The only thing I couldn’t picture was the chair, and how could I buy my dream desk if I had no chair to go with it?  At least, that’s what I told myself. For years.

Last December, smack in the middle of the chaos that is holiday shopping, the urge to own my desk became overwhelming.  This was, in part, the fault of my husband who had recently started encouraging me to leave my speech language pathology job and follow my dream of writing. I had been arguing the practicality of the matter— see “fear” above.

Knowing it would not be a wise choice to make such a large purchase during the middle of the biggest spending time of the year, I showed my friends the desk, I talked about the desk to my husband. To their credit, they tried to help, texting me photos of desks that they stumbled upon in their shopping adventures.
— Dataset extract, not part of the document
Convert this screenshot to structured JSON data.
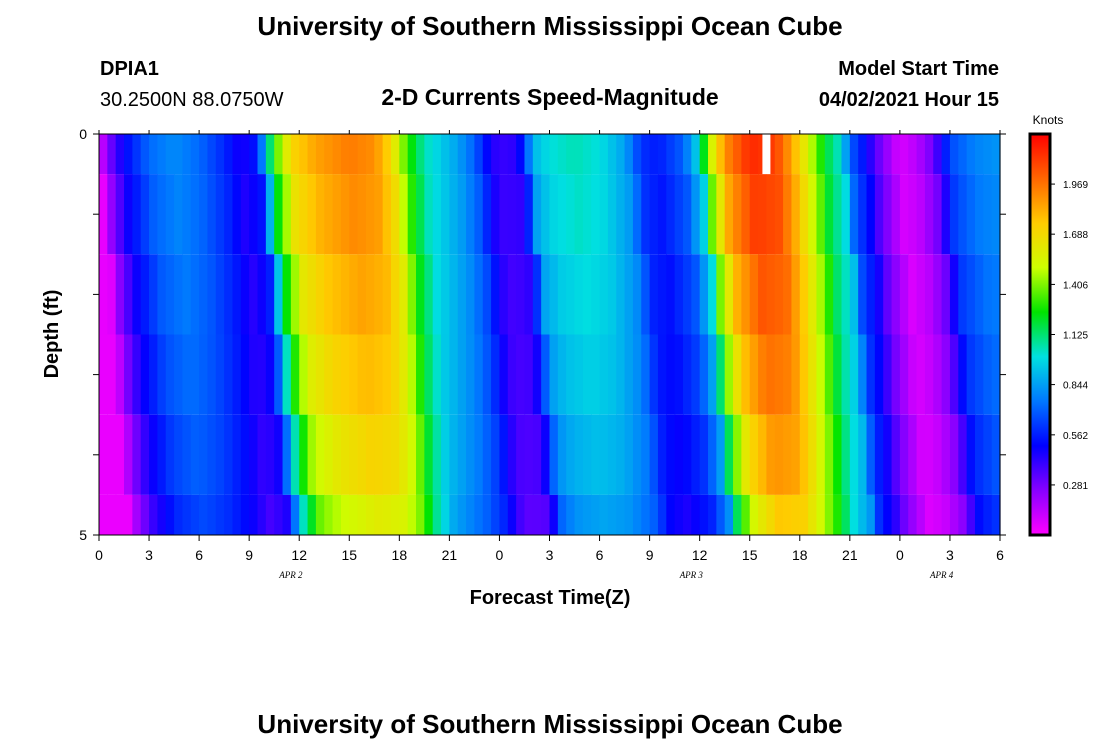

We were on a mission to find an economical option.

However, nothing lured me except the almond-white cabinets and weathered pine desktop of this particular siren.

So, I made a Christmas list, and I’m not a Christmas list maker. I’m not even a regular list maker. I created the list, with the sole purpose of putting the desk on it. I knew I’d never get it— with four kids to buy for, my husband and I are the last ones who get the big gifts. But then something unexpected happened.

I found the chair.

I will preface this by saying, Crate and Barrel during the holiday season is a confusing maze featuring display after display of gizmos and gadgets that entice me away from my shopping companions. Next thing I know, they’ve gotten themselves lost.  Trying to rectify this exact situation, I turned yet another misleading corner promising me success in my quest of finding them, and there it was. Not my husband or friends, but the chair. I looked at that tweed seat and the words I’m going to write my first novel in that chair flooded my head.

This discovery was the only fuel I needed to light the literary fire beneath me. Inspiration ablaze, I put the chair on the Christmas list, not hopeful of getting it, but not caring that my chances were slim. After all, it was cheaper than the desk, skirting the edge of the possibility zone.  I waited until both Yule and Christmas came and went, just in case either implausible gift came through. Neither did. Still, I looked at the corner of my bedroom and imagined the desk there, complete with chair and my quirky Chat Noir lamp.

In the past, I would have allowed not getting either gift to be a portent and let the whole dream disappear. It would have been the perfect excuse and I would have let fear win. Again. Instead, I felt the words Not Again resonate within me and determination gripped my heart in its fist. I knew, this was the time.

In the early hours of one final December morning, I went online, opened my own account, and bought the desk.  That is the instant I became a writer.  No more visualization, no more lack of commitment, no more waiting for someday.  At that moment, I made the choice, I invested in myself.

I decided, I am a writer.

I bought the chair too.

3 Comments

  1. I guess the desk is really not so bad. Edward Abbey needed the backwoods of Canyonlands national park for his “Desert Solitaire” inspiration, so you are somewhat frugal there.. You start to wonder about the tools being so important. I enjoy being a guitar player but it sure would be difficult without a guitar. I suppose you can be a writer without a desk or a chair, but can the same be said for the lack of a pen? What did a writer do before the invention of a writing implement? Scratch in the dirt, I suppose…and then pray for a day with no wind.

    • I do enjoy writing long hand using a quality fine point pen in my leather bound journals, but I would be lost without my Macbook. The flexibility with editing is a life saver. 🙂 However, I already had the Macbook before my desk, so that wasn’t the impetus. And yes, a day of no wind… or rain… or snow, I suppose. 😉

  2. If you come and visit Grand Canyon, I can almost picture 50,000 words of inspiration resulting from that. Something to think about!